The first step of our algorithm consists of a procedure that removes gravity from the linear acceleration. It allows the computation of a pseudo-speed in a terrestrial reference frame that finally provides a family of candidate intervals that may correspond to strides. Some of these are real strides, while others come from recorded movements that are not strides and we want to exclude these. We use a gradient boosting tree algorithm to choose the intervals that we consider as real strides. The stride detection given by the GBT classifier showed 100% stride detection success for more than 5600 walking strides and about 98% detection success for more than 2000 atypical strides such as small steps and side steps. From the stride detection, trajectory reconstruction is computed with an inspired ZUPT technique (ankle speed estimation by a lever arm model).

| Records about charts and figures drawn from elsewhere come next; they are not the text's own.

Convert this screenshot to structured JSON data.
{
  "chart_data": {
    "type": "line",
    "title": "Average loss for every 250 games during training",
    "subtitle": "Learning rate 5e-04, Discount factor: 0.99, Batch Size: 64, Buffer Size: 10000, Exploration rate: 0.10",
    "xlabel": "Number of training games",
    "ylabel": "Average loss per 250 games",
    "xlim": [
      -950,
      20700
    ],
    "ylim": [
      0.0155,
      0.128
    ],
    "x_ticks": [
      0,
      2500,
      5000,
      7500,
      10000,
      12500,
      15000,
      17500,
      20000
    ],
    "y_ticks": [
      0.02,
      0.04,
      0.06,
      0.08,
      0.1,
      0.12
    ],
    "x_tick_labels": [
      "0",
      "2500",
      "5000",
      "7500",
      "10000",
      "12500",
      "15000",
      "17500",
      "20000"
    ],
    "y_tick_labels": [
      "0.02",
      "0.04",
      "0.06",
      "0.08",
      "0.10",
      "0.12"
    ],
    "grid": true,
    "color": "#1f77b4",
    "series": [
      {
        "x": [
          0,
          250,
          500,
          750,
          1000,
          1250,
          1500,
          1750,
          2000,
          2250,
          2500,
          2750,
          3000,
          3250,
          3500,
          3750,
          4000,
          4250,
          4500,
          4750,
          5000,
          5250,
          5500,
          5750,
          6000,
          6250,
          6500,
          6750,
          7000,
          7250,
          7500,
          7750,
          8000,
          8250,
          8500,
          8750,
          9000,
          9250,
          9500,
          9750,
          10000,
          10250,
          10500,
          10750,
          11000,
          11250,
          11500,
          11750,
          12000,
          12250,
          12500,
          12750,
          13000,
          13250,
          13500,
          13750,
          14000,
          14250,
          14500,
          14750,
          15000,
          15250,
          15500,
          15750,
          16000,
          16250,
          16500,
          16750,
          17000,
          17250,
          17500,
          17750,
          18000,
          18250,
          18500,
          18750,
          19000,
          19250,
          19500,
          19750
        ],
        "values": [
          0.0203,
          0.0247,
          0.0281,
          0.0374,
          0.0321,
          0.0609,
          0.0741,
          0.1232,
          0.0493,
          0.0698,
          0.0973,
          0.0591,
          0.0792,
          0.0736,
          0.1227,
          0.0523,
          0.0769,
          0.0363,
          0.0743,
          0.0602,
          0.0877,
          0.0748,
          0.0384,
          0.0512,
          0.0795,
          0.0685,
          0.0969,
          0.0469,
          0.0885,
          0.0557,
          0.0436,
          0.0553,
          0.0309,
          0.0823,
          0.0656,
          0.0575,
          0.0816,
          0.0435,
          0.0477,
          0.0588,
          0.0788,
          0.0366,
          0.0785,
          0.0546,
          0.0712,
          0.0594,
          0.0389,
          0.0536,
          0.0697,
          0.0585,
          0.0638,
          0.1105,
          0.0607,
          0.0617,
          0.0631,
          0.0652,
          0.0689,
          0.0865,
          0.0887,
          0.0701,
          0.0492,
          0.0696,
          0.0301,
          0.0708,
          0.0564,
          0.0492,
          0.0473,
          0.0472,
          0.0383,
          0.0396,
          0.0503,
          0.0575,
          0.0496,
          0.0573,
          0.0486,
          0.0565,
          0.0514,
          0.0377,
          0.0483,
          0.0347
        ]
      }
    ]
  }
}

It achieved around 3-cm absolute mean error for the walking stride length and about 5 cm for atypical strides.
Moreover, our algorithm aims to be applied for daily recordings during clinical trials. Outcomes based on stride trajectory are computed to evaluate the physical conditions of patients suffering from movement disorders. As a result, too many false positive for stride detection would distort the medical findings. Our stride detector showed its robustness by presenting no error for several critical daily situations such as bicycling, sitting in a car or on a chair, and walking with the device in a backpack or pocket. We use the computed stride trajectory to recognize the activity with a machine learning approach which was robust to the gait variety. It performed well for adult recordings (more than 99% success) and also DMD patient recordings (more than 97% success), which is a challenging task. This original approach allows classification of the detected strides into five main labelled activities: “atypical stride”, “walking”, “climbing stairs”, “descending stairs”, and “running”. We believe that our methodology is ready to be applied to home recordings over long periods to compute clinical outcomes related to hospital tests (four stairs, 10-m run) in clinical trials.